This talk is about how modern data teams working in the “data as product” and “analytics engineering” models can benefit from using prototyping practices common to product and engineering functions — and why it can be hard for them to do so.
The scope of work for modern data teams is expanding in interesting and exciting ways as teams gain independence through executive sponsorship and control over their own infrastructure with tools like Looker and dbt. However, this means that the cost of project misalignment has grown accordingly. Data teams now have to mitigate the risk of investing time into dbt models, documentation, tests, LookML models, even entire SaaS architectures that ultimately do not add business value.
One of the main ways that engineering and product teams mitigate these risks are by building prototypes. But in order to do this, data teams need to let go of their natural affinity for highly accurate data and instead become more comfortable validating ideas using approximate or hypothetical data. The payoff of doing this is the ability to have strategically valuable conversations early and often before the bulk of major development and analysis is performed.

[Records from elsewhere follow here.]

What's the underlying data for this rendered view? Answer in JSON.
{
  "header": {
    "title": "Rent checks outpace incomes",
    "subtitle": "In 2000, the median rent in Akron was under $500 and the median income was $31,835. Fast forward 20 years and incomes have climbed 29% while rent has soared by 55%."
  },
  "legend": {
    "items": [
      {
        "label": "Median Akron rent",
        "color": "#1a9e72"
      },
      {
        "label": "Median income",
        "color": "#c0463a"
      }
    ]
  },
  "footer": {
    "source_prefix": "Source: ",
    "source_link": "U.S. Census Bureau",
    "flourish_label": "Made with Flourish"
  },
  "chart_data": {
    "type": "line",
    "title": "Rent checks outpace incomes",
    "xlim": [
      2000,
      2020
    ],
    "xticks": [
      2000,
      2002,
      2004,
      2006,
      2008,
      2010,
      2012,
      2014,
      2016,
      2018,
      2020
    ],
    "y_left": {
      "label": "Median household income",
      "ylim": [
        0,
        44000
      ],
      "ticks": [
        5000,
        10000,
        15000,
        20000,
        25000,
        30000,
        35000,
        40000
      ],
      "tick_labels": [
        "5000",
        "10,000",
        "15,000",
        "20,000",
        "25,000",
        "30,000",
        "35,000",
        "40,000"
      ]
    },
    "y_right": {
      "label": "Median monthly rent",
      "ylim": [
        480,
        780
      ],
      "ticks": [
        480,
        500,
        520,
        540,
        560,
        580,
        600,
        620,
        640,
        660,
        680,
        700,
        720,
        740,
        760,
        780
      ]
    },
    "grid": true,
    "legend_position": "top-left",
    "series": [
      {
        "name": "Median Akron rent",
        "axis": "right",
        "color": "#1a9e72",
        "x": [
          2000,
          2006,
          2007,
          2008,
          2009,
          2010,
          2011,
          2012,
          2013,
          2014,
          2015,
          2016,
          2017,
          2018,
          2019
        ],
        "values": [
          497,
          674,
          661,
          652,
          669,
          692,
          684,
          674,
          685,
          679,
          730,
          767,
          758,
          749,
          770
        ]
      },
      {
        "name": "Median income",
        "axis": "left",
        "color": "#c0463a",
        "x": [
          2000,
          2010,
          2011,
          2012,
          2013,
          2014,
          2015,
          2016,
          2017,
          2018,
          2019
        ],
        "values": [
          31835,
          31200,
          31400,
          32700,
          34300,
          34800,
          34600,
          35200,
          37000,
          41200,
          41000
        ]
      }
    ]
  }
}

The value generated comes from engaging stakeholders in specific questions around representative intermediate data products. This results in clearer objectives and requirements with a higher likelihood of success. Build it once, build it right.
The following are some examples of strategies we have successfully used at HealthJoy which will be covered in the talk.
Data “focus group”: Asking questions in the complete absence of looking at the data to get at your stakeholder’s implicit assumptions, actionability, and desired outcomes. Questions like what trends do you expect to see in the data? Why do you think those trends exist? What would you do if you saw those trends? What would you do if you did not see those trends?
Data “wireframes”: Generating entirely fabricated datasets and plots (Google Sheets is great for this) and talking through how your stakeholders would use this data. This is great for making sure that key technical requirements are not being glossed over. The idea is to be able to perform an end-to-end task against fake data. Core questions include, show me how you would use this data or this plot.
Data “POCs”: Working through proofs of concept with the absolute minimum data, usually a tricky corner case to generate accurate technical requirements, such as for dbt models. This usually follows this after the “wireframe stage” and prevents you from trying to discover our requirements as you're building your tool. Core questions include talking through how corner cases were handled.
Data “simulation”: Using parallel data sets, even if they are known to be approximately accurate, as a way to drive high-level considerations like potential impact, total addressable market, and potential revenue. This is especially valuable in the product ideation stage. The results will only be as accurate as the data is, but the discussions will accurately capture the business considerations and strategy. Core questions include, what would have to be true about the data for this project to be successful?